Advances in vascular access techniques, stent technology, and anti-platelet therapy have facilitated changes in discharge patterns following percutaneous coronary intervention (PCI). Overnight stay strategy remains the reference attitude although no recommendation has been published regarding the optimal duration of surveillance after uncomplicated PCI. To assess the feasibility and safety of same-day discharge (SDD) after elective PCI in Rouen University Hospital. All consecutive patients with stable coronary artery disease (CAD) scheduled for elective PCI in Rouen University Hospital between October 2017 and May 2018 were prospectively enrolled in our study.
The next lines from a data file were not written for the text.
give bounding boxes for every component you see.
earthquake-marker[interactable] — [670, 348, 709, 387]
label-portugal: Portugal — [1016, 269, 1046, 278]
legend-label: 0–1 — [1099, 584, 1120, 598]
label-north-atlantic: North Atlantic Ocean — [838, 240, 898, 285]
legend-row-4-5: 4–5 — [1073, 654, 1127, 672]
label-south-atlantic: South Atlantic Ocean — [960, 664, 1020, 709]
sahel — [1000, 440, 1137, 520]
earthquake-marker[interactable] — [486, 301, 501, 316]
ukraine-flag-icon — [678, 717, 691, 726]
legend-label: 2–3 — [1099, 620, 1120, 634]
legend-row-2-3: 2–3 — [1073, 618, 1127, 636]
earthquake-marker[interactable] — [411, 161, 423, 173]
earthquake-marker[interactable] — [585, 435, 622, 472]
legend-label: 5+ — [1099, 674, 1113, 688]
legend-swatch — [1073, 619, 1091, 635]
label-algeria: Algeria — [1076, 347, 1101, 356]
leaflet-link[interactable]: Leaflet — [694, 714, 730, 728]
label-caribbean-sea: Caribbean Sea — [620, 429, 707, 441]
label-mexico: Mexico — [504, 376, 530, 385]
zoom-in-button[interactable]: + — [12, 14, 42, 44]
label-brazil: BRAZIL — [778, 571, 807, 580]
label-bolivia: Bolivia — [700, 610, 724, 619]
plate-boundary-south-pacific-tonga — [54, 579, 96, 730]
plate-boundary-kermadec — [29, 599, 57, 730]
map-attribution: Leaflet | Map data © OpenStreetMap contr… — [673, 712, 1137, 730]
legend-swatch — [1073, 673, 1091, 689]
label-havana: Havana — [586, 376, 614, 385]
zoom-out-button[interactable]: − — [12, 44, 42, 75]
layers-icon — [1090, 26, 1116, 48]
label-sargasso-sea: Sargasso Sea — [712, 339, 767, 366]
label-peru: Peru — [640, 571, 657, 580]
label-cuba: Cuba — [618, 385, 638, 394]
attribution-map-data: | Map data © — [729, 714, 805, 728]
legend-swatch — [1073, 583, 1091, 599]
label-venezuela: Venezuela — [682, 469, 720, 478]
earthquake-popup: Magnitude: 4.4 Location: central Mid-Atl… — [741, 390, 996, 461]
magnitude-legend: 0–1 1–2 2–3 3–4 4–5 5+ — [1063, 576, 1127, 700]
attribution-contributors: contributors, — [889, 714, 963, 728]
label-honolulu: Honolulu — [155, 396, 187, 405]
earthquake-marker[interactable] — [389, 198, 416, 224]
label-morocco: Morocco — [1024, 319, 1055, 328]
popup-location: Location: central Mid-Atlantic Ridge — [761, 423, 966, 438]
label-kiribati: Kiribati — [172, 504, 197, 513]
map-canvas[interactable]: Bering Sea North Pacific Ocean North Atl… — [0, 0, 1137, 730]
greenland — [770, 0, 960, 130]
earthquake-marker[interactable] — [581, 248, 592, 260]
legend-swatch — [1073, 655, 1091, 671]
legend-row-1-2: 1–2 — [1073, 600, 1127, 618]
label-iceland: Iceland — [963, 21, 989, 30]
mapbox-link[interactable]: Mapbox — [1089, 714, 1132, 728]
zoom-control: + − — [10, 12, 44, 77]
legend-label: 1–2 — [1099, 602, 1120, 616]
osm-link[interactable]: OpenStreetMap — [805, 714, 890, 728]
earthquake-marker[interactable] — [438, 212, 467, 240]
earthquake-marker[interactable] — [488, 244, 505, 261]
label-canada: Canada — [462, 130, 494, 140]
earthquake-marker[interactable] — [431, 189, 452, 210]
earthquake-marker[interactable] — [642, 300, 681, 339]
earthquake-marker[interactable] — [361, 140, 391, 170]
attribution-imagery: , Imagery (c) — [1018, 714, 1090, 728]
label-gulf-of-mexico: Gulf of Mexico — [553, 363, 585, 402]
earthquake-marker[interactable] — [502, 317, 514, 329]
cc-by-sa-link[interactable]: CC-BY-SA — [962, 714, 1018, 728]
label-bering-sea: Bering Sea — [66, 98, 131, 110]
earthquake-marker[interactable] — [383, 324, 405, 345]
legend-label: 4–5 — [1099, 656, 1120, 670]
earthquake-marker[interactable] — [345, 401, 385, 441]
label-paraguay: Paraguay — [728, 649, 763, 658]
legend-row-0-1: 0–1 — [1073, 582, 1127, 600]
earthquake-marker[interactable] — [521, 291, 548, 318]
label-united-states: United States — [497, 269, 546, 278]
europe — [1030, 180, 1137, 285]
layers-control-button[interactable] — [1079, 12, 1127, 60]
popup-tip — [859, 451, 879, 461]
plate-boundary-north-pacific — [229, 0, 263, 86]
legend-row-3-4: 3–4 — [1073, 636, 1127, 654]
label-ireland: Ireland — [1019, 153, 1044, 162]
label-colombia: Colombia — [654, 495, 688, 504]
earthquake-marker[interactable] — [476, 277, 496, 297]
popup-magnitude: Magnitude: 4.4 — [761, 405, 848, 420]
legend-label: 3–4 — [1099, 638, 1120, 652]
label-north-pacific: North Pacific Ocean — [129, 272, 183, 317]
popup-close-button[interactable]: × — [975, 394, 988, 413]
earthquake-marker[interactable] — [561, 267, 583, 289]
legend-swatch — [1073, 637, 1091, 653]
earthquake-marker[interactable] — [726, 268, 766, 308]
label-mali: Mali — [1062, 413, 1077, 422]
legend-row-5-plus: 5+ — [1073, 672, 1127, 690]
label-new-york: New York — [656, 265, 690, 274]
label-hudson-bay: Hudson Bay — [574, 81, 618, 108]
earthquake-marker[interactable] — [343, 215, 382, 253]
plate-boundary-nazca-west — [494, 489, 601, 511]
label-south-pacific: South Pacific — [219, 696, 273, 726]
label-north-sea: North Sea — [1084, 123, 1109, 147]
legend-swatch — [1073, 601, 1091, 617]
The eligibility criteria of same-day discharge (after 4 to 6 hours of surveillance) have been defined a priori . We evaluated the feasibility of same-day discharge and its safety by a combined endpoint including 30-day mortality, myocardial infarction, stent thrombosis, stroke, vascular complication, and readmission. From October 2017 and May 2018, 246 patients were included and 52 (21%) were discharged the same day (SDD patients). SDD patients were significantly younger than patients with overnight hospitalization (66.5 ± 11.4 vs. 70.3 ± 11.2 years, P = 0.03). A radial approach was more frequent in the SDD group (88.4% vs. 63.9%, P = 0.001). No major complications occurred during hospital surveillance in both groups and no events occurred within 30 days in SDD patients. Same-day discharge after elective PCI is feasible and safe in patients with stable CAD. Further studies are required to confirm our results and to evaluate the medico-economic impact of this strategy.